In each experiment, the survival was monitored in (1st, 3rd, 24th and 48th hours) post-incubation with SYN, for body motility and occurrence of death using the dissecting microscope. Worms showed no body movement for at least 30 seconds observation was considered as dead [8]. All tests were repeated three times, viability data from one experiment was presented as range of scores (0-3) based on the motility of the worms; 0 (all worms are dead), 1 (minimal motor activity), 2 (slow motor activity) and 3 (normal motor activity) [16, 17]. The mean ±SD were determined for each independent experiment over the groups.
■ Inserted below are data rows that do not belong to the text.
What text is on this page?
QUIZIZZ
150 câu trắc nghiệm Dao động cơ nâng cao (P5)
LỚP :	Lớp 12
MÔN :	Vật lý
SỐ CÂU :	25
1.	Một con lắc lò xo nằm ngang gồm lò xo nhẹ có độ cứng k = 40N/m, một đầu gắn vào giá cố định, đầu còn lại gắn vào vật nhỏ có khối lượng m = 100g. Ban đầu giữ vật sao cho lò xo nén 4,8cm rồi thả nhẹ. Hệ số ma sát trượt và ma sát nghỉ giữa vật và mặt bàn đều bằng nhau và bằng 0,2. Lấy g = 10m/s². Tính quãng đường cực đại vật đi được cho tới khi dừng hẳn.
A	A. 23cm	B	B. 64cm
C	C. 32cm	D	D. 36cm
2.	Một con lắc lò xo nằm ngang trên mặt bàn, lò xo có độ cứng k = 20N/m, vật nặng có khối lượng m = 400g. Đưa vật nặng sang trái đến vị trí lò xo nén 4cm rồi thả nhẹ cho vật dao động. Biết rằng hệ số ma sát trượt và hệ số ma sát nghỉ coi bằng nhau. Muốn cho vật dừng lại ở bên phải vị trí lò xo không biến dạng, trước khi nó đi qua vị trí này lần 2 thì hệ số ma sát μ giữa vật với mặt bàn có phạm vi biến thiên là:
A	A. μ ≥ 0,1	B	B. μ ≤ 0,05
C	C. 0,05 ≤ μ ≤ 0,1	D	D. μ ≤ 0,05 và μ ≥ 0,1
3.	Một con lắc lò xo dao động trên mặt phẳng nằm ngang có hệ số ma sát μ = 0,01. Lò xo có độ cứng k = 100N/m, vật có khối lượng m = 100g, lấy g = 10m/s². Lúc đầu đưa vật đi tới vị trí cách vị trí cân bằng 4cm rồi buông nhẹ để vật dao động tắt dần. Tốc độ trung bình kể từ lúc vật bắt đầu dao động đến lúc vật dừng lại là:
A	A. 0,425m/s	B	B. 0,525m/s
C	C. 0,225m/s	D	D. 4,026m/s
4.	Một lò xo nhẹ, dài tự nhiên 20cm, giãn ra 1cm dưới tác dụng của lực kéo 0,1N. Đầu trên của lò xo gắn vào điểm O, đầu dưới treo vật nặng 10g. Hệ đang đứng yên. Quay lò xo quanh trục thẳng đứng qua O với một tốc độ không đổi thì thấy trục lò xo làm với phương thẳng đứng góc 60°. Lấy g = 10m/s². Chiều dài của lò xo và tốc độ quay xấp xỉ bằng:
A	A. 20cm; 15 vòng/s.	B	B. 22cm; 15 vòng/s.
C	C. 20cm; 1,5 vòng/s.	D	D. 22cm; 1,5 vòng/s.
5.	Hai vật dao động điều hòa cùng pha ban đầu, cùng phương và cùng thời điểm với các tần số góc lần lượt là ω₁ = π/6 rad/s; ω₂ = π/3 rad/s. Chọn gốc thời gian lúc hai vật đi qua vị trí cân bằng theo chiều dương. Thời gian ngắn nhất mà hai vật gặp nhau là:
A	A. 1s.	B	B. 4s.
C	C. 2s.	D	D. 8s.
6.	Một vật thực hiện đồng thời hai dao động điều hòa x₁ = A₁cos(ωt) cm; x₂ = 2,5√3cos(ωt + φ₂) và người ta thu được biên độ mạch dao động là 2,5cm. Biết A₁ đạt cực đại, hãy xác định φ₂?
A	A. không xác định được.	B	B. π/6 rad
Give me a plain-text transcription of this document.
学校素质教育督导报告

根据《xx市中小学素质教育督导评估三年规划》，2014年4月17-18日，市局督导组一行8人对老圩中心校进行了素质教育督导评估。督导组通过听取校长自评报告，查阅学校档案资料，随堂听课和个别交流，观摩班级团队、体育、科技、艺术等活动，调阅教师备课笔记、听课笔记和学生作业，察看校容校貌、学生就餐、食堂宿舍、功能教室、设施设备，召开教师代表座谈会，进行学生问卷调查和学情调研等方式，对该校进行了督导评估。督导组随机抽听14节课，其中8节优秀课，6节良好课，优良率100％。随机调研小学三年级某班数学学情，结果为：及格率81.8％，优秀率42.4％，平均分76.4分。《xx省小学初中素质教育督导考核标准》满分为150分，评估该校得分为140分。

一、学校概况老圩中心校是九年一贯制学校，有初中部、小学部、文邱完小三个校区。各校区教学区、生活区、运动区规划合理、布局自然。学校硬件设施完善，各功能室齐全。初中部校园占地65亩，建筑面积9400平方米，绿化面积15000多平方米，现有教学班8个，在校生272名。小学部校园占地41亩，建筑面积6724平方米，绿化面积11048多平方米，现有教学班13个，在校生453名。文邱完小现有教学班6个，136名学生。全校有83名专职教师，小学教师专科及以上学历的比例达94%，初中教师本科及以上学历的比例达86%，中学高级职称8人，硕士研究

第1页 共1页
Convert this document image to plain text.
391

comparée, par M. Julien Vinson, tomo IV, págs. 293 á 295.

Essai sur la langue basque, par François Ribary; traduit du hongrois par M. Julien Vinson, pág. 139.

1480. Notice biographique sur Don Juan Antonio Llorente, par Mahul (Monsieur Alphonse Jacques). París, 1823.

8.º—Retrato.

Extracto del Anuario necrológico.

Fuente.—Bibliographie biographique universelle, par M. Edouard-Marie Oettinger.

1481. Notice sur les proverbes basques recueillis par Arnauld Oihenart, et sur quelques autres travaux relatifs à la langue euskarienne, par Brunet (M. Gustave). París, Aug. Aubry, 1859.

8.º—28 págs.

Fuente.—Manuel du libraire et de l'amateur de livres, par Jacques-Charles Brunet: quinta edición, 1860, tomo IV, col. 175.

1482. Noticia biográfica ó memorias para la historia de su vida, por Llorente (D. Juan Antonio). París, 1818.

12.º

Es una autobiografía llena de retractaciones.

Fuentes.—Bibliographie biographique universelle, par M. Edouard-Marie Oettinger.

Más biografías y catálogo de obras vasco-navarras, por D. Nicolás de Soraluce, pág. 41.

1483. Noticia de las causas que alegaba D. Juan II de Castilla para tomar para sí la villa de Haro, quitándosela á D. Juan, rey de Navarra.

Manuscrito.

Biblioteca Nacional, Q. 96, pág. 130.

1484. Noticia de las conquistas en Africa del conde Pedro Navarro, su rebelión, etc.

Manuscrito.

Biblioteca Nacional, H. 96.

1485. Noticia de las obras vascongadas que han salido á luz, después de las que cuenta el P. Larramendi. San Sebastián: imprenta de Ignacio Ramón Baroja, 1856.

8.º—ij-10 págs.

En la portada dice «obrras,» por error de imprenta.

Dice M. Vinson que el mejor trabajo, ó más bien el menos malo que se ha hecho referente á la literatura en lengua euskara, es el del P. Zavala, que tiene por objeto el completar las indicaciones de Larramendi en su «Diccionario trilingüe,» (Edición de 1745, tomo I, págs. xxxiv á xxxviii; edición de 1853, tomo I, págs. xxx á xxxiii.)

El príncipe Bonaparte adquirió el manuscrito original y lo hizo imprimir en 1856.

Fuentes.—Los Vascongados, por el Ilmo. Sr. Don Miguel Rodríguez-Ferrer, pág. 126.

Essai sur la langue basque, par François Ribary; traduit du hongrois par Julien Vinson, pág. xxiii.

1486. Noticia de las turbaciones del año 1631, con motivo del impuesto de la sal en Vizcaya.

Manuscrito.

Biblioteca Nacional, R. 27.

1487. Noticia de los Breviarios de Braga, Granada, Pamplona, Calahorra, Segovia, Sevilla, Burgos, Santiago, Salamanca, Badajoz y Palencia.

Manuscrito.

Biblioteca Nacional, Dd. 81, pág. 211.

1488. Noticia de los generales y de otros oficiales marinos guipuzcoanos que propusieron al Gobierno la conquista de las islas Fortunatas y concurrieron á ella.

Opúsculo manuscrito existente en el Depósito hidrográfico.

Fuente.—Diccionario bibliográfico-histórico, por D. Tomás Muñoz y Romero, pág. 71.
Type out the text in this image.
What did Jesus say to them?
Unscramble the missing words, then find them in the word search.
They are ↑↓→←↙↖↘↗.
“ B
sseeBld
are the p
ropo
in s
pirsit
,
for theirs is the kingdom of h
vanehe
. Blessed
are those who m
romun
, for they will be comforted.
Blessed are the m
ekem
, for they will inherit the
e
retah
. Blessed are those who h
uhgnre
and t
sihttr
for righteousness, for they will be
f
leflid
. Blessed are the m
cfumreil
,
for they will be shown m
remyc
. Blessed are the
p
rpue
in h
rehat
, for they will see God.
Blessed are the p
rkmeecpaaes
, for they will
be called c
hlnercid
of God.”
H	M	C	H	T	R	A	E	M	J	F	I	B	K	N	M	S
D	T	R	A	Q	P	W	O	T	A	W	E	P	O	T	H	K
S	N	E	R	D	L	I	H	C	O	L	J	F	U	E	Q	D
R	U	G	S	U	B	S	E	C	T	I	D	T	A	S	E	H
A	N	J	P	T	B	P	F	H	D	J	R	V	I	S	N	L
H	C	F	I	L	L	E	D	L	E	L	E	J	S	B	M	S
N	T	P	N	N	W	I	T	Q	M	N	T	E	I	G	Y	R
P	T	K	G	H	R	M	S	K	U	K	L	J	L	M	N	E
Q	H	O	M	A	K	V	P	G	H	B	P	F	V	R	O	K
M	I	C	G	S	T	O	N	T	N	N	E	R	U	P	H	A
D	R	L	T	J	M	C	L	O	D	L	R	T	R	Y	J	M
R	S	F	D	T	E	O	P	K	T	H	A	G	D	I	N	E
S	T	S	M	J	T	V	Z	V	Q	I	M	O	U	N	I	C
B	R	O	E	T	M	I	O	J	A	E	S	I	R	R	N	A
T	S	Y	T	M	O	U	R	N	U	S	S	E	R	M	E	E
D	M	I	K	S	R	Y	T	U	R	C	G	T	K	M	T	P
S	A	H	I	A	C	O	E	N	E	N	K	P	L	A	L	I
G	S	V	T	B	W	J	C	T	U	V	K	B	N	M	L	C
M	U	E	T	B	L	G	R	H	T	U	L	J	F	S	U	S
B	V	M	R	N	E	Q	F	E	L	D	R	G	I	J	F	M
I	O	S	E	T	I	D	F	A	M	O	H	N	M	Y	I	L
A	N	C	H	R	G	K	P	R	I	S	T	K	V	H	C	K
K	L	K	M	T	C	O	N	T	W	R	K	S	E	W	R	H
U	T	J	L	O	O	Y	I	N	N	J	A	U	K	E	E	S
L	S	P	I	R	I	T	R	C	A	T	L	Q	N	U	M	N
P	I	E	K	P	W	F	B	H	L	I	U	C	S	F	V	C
2.4. Ultrastructural studies using scanning electron microscope:
Ultrastructural features of samples of juvenile and adult Shistosomes were examined and compared to those of the control groups for the effect of the tested drugs. Worms were washed out in PBS from the culture solution, fixed in Karnovsky’s solution, for 10 hours (hrs), and then cleared by keeping them overnight at 4˚C in PBS. The samples were immediately processed according to [18]. The samples were fixed in equal volumes of glutaraldehyde 4% + cacodylate 0.2 % for 2 hrs. Then, washed in equal volumes of sucrose 0.4 % and cacodylate 0.2 % for 2 hrs followed by fixation in equal volumes of osmic acid 2% and cacodylate 0.3 % for 1 hr and then washed with distilled water.
Finally, the samples were dehydrated in ascending grades of ethyl alcohol for 5 minutes (min) each (30%, 50%, 70% and 90%) then 100% absolute alcohol for 10 min. thrice. Examination was done using Environmental Scanning Electron Microscope (Inspect S; FEI, Holland) at Electron Microscopy Unit, TBRI.
2.5. Statistical analysis of data:
Data was entered and analyzed using SPSS Version 21 (IBM Corporation, NY, USA). Survival analysis was done using the Kaplan-Meier method. The log-rank test was used for pairwise comparison between different groups in each experiment. P value less than or equal to 0.05 was considered significant. Viability scoring was calculated using Kruskal-Wallis Test (non parametric test) and displayed as Viability score box-plot. Viability data from one experiment having average replicate was presented as range of scores. Mean values were determined for each independent experiment over the group. The mean ± SD of three viability mean values (of three independent experiments) for each group was calculated at different time points and used to examine if differences between the groups were statistically significant.